Silaturahmi, tegasnya, tak sekadar bertatap muka, ngobrol, lalu setelah itu kembali ke kediaman masing-masing. Silaturahmi yang ideal, menurut Romo Fadjar, harus sampai pada mengetahui, merasakan, memikirkan, dan terlibat dalam mensejahterahkan sesama atau masyarakat sekitar. “(Sehingga) Toleransi bukan sebatas pemahaman tapi harus sampai kepada pengalaman,” ujar imam murah senyum ini.

Atas partisipasi dan keterlibatannya, warga mempercayakan Romo Fadjar sebagai ketua rukun tetangga di sana. Subyek pelayanannya makin luas, sebagai seorang imam, ia memberikan pelayanan rohani dan sakramen kepada umatnya. Sementara sebagai Ketua RT, ia memperhatikan seluruh warga tanpa membedakan suku dan agama.

Romo Fadjar mengakui, membutuhkan waktu yang sangat lama membangun hubungan antarmasyarakat. Bahkan, pekerjaan tersebut tak pernah selesai. Ia juga merasakan, karya ini tak selalu mulus. Ia kerap menghadapi tantangan dan kritik dari sesama imam. Ia pernah dicap melakukan sinkretisme dan mencemarkan gereja.

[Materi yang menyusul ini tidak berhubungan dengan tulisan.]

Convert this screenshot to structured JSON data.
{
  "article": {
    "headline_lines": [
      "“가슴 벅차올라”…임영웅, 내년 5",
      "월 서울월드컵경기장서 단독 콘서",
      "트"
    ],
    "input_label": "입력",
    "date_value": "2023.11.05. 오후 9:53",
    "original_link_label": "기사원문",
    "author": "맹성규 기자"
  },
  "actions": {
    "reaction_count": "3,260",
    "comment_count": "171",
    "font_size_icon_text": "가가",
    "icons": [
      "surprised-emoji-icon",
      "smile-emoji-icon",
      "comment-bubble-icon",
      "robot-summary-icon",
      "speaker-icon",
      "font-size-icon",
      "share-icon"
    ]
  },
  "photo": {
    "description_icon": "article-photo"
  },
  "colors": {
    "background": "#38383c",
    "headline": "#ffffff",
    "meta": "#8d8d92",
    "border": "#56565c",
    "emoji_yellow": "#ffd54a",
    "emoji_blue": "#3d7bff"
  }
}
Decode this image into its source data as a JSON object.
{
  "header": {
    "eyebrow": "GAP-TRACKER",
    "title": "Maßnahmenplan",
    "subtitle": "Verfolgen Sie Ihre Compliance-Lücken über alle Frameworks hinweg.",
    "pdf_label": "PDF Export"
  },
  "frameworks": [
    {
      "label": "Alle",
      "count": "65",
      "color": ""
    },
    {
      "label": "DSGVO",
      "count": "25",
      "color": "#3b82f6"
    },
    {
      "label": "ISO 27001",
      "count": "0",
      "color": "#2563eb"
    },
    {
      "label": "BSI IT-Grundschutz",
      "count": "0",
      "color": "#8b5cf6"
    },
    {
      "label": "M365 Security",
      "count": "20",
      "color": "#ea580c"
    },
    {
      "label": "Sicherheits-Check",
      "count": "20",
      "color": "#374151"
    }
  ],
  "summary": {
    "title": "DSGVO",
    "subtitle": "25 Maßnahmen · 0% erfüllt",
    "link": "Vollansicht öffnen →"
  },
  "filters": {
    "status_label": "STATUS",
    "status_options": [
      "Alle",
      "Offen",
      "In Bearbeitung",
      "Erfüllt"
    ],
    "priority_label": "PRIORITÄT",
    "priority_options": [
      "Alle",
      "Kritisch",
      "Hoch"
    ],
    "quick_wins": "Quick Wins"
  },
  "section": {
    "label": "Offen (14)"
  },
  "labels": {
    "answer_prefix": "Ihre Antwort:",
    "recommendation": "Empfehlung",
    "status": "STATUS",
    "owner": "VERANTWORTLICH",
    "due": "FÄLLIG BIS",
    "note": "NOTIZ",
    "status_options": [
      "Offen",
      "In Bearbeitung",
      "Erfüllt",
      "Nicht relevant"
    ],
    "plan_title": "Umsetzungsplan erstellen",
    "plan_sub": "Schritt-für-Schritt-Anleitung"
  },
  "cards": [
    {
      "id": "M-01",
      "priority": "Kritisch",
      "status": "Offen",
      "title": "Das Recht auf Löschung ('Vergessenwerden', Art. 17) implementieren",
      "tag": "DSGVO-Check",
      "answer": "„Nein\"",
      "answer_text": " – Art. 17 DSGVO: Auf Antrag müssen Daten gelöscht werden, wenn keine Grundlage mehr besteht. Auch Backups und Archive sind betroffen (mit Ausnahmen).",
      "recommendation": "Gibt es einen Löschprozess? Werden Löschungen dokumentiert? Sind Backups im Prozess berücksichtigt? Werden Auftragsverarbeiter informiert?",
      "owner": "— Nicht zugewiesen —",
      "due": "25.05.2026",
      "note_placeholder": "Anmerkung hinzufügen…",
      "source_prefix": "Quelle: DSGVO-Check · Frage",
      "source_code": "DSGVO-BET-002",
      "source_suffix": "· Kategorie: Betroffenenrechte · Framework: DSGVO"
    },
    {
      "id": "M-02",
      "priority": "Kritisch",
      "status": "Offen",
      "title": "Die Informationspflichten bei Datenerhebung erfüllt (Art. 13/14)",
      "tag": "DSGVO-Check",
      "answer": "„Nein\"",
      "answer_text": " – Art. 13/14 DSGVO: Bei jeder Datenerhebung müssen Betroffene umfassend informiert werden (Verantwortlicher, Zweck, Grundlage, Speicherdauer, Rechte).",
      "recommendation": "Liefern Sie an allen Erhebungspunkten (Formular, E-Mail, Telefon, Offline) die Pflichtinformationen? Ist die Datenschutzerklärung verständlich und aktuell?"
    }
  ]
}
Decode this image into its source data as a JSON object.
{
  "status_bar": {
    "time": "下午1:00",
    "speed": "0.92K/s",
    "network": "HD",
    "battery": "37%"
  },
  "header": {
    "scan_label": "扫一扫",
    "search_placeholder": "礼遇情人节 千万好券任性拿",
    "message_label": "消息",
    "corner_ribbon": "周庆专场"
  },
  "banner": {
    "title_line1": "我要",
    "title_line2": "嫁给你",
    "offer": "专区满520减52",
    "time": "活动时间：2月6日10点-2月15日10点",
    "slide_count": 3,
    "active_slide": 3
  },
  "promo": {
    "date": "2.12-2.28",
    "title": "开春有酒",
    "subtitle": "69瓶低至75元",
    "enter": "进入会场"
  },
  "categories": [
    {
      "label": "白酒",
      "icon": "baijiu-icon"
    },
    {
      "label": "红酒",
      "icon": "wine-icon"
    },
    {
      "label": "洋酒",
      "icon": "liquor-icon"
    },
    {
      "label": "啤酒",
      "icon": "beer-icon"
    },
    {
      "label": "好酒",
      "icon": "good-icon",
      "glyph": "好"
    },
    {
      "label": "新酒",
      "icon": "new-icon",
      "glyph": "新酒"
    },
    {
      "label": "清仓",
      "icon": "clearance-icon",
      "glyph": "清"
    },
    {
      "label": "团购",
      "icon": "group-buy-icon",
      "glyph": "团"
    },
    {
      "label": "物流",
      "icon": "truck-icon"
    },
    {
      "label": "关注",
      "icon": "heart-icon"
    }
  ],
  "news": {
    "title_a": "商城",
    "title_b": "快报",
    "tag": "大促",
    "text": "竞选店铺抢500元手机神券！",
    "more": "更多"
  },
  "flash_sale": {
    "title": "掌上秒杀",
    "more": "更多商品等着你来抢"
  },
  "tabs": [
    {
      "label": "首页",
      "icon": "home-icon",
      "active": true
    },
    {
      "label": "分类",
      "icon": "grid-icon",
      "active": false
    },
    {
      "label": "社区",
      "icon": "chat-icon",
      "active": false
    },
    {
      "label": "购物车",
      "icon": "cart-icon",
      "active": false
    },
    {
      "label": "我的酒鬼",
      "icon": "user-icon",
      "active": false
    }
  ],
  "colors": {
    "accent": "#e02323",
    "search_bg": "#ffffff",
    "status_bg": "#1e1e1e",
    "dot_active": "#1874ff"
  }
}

Kadang, ia merasa berjuang seorang diri. Ketika menghadapi persoalan, ia mendatangi rekan imam, untuk sekadar mengaduh. Namun, respons yang diterimanya sungguh tak mengenakan. Ia langsung divonis bersalah.

Tantangan yang amat membekas dirasakan Romo Fadjar adalah ketika Paus Fransiskus menunjuk Pastor Henricus Pidyarto Gunawan, OCarm sebagai Uskup Malang. Ada rekan imam yang mengatakan, yang telah dilakukan oleh Romo Fadjar tak sesuai dengan moto kegembalaan Mgr. Pid, Fideliter Praedicare Evangelium Christi (Dengan Setia Mewartakan Injil Kristus). “Mereka bilang, ‘yang saya lakukan justru bukan mewartakan Injil’,” ujar Romo Fadjar, meniru cibiran sejumlah rekan imam kepadanya.

Batinnya tergoncang mendengar suara sumbang itu. Ia segera menemui Mgr. Pid dan meminta maaf kepadanya. Jawaban Mgr. Pid justru membuat Romo Fadjar kaget. Sang uskup mengatakan, Injil itu sama dengan Kabar Sukacita. “(Jadi) Romo sebetulnya juga telah mewartakan Kabar Sukacita kepada umat dan masyarakat,” ungkap Romo Fadjar, mengutip pendapat uskupnya.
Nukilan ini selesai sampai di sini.